I am thinking of this as we finish the final hymn. I can see Adam’s lips moving. I can see the emotion in his eyes, the full investment of his heart.
At the end of the song, I sit down to collect my bag, all our bulletins and papers from class. I turn to Adam and find him weeping silently. Tears soak his cheeks. He almost always cries at the end of the service, and he doesn’t have words to explain. He looks at me, wiping the wetness away with his palms. When I ask him why, he buries his head in my lap, covering his eyes with both hands, and he wails. I stroke his hair, sitting back.

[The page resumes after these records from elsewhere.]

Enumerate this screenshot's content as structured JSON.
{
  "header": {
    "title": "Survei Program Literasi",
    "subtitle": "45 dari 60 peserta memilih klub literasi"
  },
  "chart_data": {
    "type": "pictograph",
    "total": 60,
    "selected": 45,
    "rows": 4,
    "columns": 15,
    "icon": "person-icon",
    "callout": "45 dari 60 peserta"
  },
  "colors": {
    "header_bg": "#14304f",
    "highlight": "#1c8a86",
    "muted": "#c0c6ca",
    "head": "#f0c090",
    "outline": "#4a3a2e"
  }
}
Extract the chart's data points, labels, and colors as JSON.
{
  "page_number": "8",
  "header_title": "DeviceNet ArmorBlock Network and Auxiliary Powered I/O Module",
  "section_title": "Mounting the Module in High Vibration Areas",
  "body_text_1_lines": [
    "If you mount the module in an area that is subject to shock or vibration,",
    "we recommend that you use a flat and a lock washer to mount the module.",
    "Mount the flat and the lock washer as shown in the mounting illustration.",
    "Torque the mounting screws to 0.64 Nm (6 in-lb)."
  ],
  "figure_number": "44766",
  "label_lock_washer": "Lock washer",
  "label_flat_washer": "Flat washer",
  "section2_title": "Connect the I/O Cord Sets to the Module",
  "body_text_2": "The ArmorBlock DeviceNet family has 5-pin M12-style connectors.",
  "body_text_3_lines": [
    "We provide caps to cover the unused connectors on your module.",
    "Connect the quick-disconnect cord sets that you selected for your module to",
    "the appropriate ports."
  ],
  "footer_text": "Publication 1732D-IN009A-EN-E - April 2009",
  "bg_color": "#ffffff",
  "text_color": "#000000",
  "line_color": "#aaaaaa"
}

“It’s okay,” I whisper in his ear, kissing the back of his head. I savor the weight of him, the knowledge that he still wants to hide in my lap when he feels so much. I taste the moments as they pass, drinking deep, sifting his hair through my fingers. And I thank God for my son.
And that’s when I know, when the Spirit writes this all over my heart:
Worship is meant to be a savoring, a feasting on the Son, a tasting not made for hurry. “Taste and see that the Lord is good; blessed is the one who takes refuge in Him (Psalm 34:8).”
I collect precious moments with my son in my lap, allowing them to take time, and I see that’s what God wants too: the deliberate holding of His son, the savoring of relationship. Always worship happens in eternal sips licked from the lips. I’m meant to hold the weight of the Lamb in my arms, to rest my sweaty palm on the bleating head, to stop time with the observation of grace.
Because in the end, it’s only about this.